- LPs plan significant further growth in private equity allocations
- Investors worldwide converge on ‘recipe’ for private equity success
- Two early signs the private equity boom may be plateauing
The return expectations of private equity investors have strengthened significantly over the last 12 months – almost half of LPs are now forecasting medium-term returns of 16%+, according to Coller Capital’s latest Global Private Equity Barometer, compared with just one third of LPs in the Barometer for Winter 2005-06.
LP satisfaction has also reached unprecedented levels. An astonishing 97% of investors are pleased with their private equity returns over the last year – and the proportion of investors reporting themselves very pleased has more than tripled in the last two years, to 56%.

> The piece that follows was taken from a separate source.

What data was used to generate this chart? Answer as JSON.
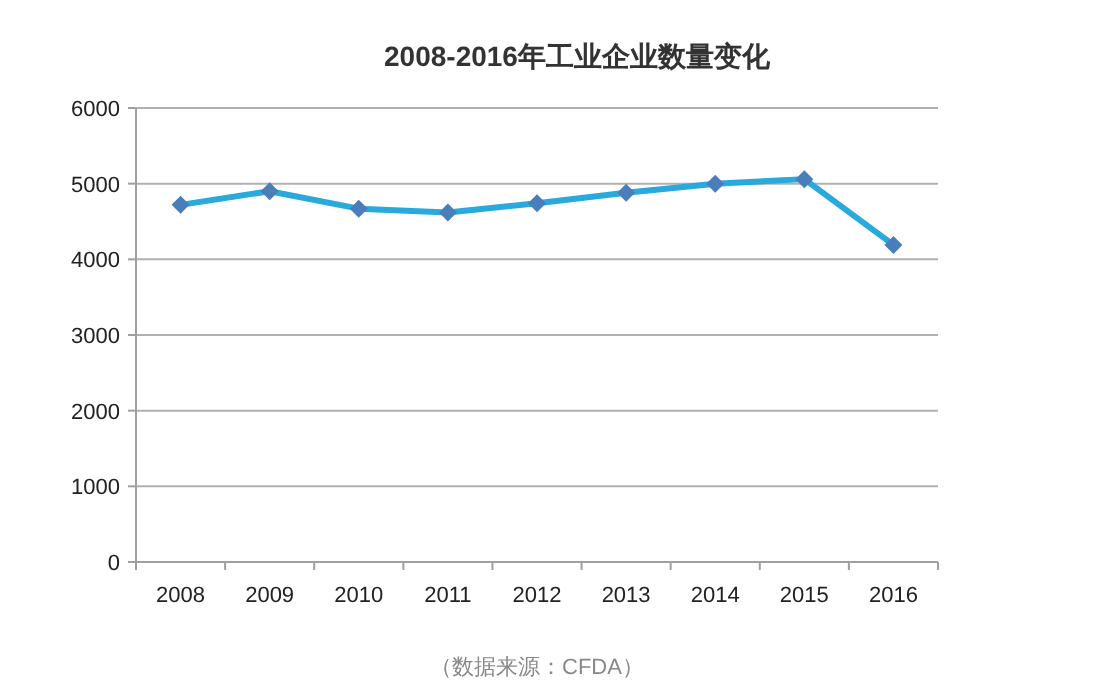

As a result, investors intend to continue pouring money into the asset class: 49% of LPs are planning increased allocations to private equity over the next 12 months, and 57% plan the same for alternative assets generally.
The Barometer also explored the factors LPs see as important to their own success as investors in private equity funds. Critical to an LP’s success are the following characteristics (in order of importance):
- The length of time an LP has been investing
- The stability and incentivisation of its investment team
- A proactive approach to building and managing GP relationships
- Critical mass in the investment programme – expressed either in investment team size or in number/aggregate value of fund commitments.
Overall, LPs see their location as relatively unimportant to their chances of achieving top-notch returns.
This edition of the Barometer contains two signs that the private equity boom may be approaching a plateau:
- A significant proportion of LPs believe the exit environment for European and North American buyouts (two of the biggest drivers of returns in recent years) will deteriorate over the next year or two – 43% and 44% of LPs hold this view for the two markets respectively.
- Although on balance distributions are expected to remain strong, there is no longer a majority of LPs expecting distributions to improve – as there was in the Winter Barometer last year and the year before.